The author does not conceal that there are some “profs”, at whose lectures letters to friends are being written, and stockings are being mended. By the author’s intonation it is clear that he praises his friends for not wasting their time. Those lecturers are not worthy of any attention.
Portraits of students are also colorful. At the beginning of their first year at the institute they have just left their parent’s homes and were able to do not many things by themselves. Syedyshev boiled chicken with head and legs and in feather and even wrapped in paper. Gradually they learn everything. In essay #98 there is an ode to pilau. The cook, the author of the book, knows every tiny detail of the process: how to choose ingredients and in what order put them in a cauldron, and how to stir. The cooking process conceals unlimited love to people he is making the pilau for. They are his absolutely loved family: his wife Natasha – Natalek., “his home front deputy”, and his daughter Katyusha – Cathy, who is about to graduate from a medical institute.
However it is not only his family who is awarded with a ceremony of cooking. Kemerovo students make a real show of cooking pilau at the Issyk Kul lake. The vacationers of the holiday hotel applaud to the cooks. No, they are not just applaud, but “award them with ovation” and then enthusiastically enjoy the food. Now the students teach the people around to enjoy life, create joy not only for themselves, but to other people as well.

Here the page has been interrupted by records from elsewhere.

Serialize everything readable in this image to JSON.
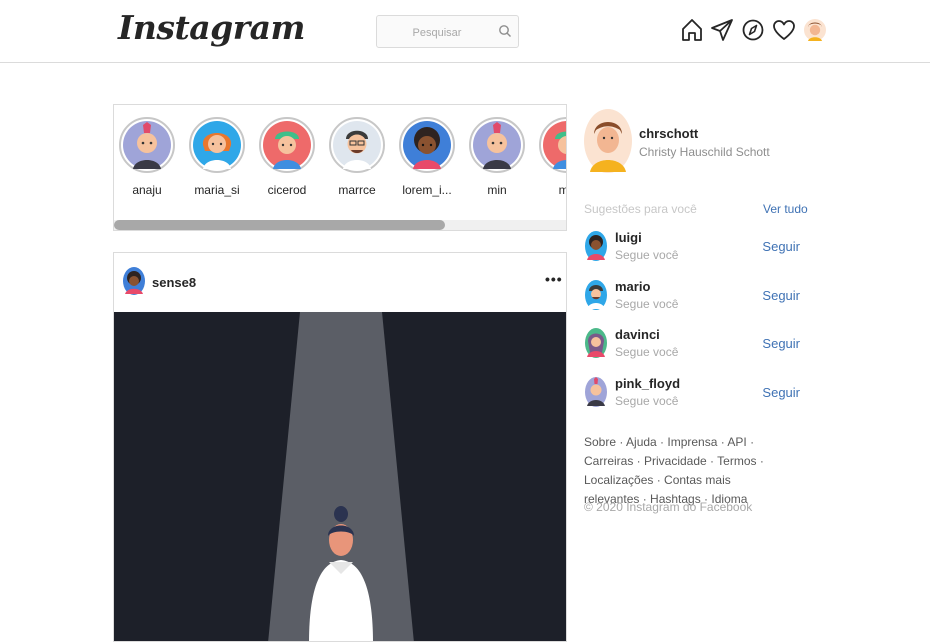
{
  "app": {
    "logo": "Instagram"
  },
  "search": {
    "placeholder": "Pesquisar"
  },
  "nav": {
    "icons": [
      "home-icon",
      "direct-icon",
      "explore-icon",
      "heart-icon",
      "profile-avatar"
    ]
  },
  "stories": [
    {
      "username": "anaju"
    },
    {
      "username": "maria_si"
    },
    {
      "username": "cicerod"
    },
    {
      "username": "marrce"
    },
    {
      "username": "lorem_i..."
    },
    {
      "username": "min"
    },
    {
      "username": "ma"
    }
  ],
  "post": {
    "username": "sense8",
    "more_label": "•••"
  },
  "sidebar": {
    "username": "chrschott",
    "full_name": "Christy Hauschild Schott",
    "suggestions_title": "Sugestões para você",
    "see_all": "Ver tudo",
    "suggestions": [
      {
        "username": "luigi",
        "desc": "Segue você",
        "action": "Seguir"
      },
      {
        "username": "mario",
        "desc": "Segue você",
        "action": "Seguir"
      },
      {
        "username": "davinci",
        "desc": "Segue você",
        "action": "Seguir"
      },
      {
        "username": "pink_floyd",
        "desc": "Segue você",
        "action": "Seguir"
      }
    ],
    "footer_links": "Sobre · Ajuda · Imprensa · API · Carreiras · Privacidade · Termos · Localizações · Contas mais relevantes · Hashtags · Idioma",
    "copyright": "© 2020 Instagram do Facebook"
  },
  "colors": {
    "link": "#3f72b4",
    "border": "#dbdbdb",
    "post_bg": "#1d2029"
  }
}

In another case they fail to reach their place by the beginning of the New Year. They are hungry and cold on a tram. So what? Do they complain about their life? Nothing like that. They uncork a bottle pour its contents in a jar and offer to everybody who happened to be on the tram, they laugh and sing all together. What can be better than that?

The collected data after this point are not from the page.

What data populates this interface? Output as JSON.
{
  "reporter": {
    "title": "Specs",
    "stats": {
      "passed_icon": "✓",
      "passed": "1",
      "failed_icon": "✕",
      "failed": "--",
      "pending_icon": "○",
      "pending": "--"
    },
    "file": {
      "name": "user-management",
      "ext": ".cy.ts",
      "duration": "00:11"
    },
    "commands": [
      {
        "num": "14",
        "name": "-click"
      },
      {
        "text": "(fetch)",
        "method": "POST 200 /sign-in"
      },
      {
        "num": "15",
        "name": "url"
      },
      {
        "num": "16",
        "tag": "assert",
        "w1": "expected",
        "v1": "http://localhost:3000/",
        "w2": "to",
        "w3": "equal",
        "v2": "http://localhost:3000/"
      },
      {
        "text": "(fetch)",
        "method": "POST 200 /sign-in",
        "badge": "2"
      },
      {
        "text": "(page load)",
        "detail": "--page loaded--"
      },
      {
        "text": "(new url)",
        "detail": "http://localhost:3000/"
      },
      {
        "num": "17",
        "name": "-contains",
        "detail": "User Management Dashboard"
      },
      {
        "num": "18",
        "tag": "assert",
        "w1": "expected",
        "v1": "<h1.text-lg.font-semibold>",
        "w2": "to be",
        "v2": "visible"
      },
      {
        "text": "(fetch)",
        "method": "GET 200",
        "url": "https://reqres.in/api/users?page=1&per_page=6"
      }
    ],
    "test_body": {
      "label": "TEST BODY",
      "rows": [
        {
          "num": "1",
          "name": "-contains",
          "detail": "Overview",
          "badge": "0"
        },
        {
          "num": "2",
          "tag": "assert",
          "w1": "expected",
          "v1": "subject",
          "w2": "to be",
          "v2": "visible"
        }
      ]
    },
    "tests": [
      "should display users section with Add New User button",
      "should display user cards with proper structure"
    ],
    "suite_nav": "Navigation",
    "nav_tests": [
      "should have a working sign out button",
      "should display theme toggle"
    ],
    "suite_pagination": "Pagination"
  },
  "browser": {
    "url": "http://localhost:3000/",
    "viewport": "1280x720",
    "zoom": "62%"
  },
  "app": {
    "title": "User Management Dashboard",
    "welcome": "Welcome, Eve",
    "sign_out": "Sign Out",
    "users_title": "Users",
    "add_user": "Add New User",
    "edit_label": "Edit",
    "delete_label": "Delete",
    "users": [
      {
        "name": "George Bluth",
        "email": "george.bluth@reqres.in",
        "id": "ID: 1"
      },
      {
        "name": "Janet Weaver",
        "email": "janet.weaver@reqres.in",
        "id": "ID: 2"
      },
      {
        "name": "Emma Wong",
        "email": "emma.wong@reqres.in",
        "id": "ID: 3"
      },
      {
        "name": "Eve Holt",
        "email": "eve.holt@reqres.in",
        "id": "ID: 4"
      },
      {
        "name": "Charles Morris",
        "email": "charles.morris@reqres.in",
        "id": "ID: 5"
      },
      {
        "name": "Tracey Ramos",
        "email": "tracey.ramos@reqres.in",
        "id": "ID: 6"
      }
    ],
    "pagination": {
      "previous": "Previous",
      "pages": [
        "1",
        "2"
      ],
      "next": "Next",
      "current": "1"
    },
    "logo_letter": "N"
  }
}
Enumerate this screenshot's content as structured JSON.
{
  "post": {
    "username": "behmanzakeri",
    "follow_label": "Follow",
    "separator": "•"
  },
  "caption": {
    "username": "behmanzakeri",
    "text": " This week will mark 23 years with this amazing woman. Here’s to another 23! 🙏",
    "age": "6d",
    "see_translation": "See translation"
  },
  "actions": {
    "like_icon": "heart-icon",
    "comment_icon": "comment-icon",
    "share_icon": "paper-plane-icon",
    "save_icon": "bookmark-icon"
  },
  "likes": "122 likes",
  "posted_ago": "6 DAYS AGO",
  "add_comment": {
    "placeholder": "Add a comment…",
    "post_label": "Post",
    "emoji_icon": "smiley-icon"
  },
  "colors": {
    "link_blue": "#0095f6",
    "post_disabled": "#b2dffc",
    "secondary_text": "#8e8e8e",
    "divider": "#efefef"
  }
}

The author is merciless to his own and their sins. He is writing that now his hair stands on end, when he remembers about that. They are stealing chickens from a barn and potatoes from cellars, and chocolate from a confectionery producing factory during their excursion there, and bags with food hanging outside of windows. Can this be combined with everything said before? It turns out that it is compatible. Why did this “take place”? Oleg Petrovitch writes that they did not think about possible consequences of what they were doing.
In addition to that an essay #99 “Always hungry” provides more insight into that. As it is known, one should not be careless with those who are hungry. If once they successfully ate somebody else’s food, then they feel like doing the same again and again. In those days many people treated socialist property like their own. The words: “Everything around is Soviet, everything around is mine!” were almost a universal slogan.

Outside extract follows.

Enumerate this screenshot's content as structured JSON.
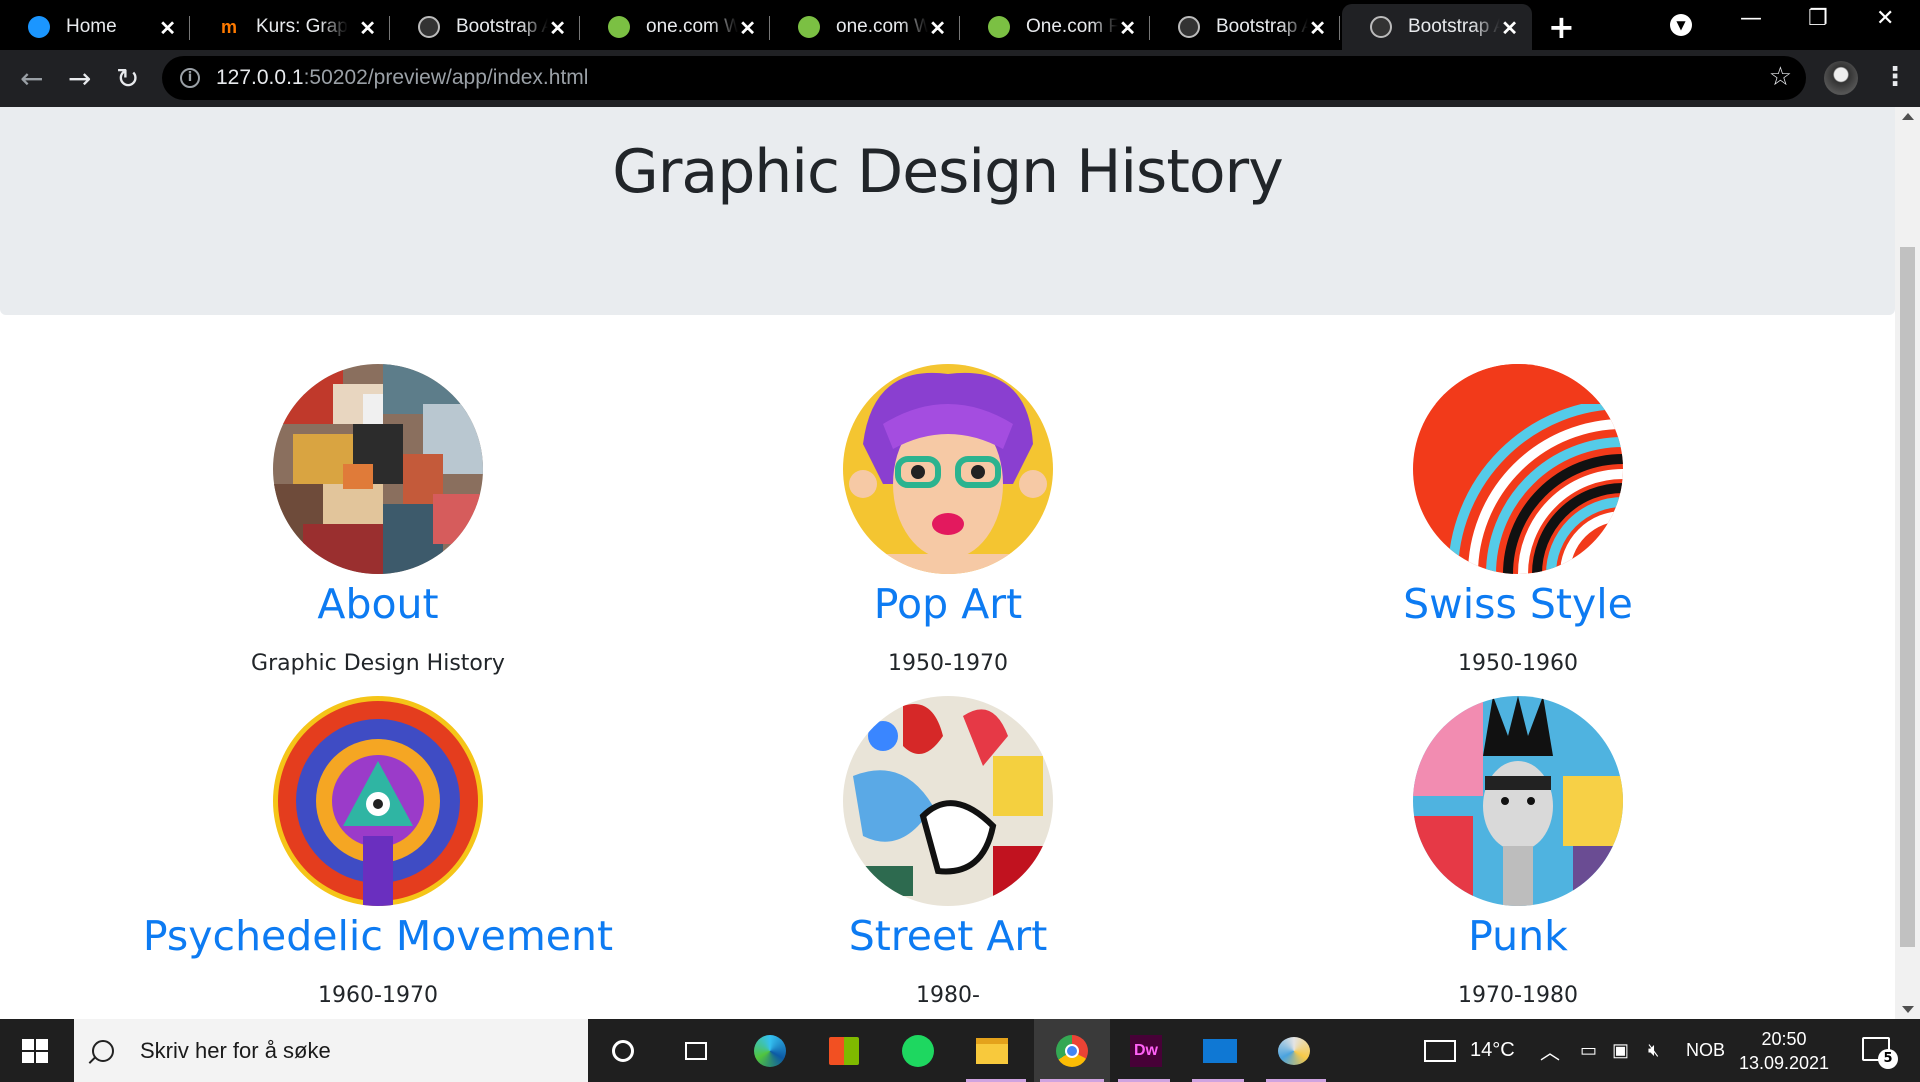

Now the former students from Kemerovo are absolutely different people. In essay #93 the author writes with what pleasure he presented one hundred thousand disposable syringes to a children’s department of Mangush hospital, which is near Mariupol. “People, be happy!” is the name of the essay.
What prescription has doctor Syedyshev given in his book? Row the boat you are floating in. Do not rely on will of the flow. Create your own destiny by yourself, if you want it to be successful. Somebody would say: “What a banality! What a case of primitivism!” And were they not the same things that were said in the second part of Goethe’s Faust? Hope there is no little man found to say that I place the author of the essays next to genius Goethe. I only want to underline the main idea of “The Guys”: labor is both salvation and happiness for the human race and every individual Homo.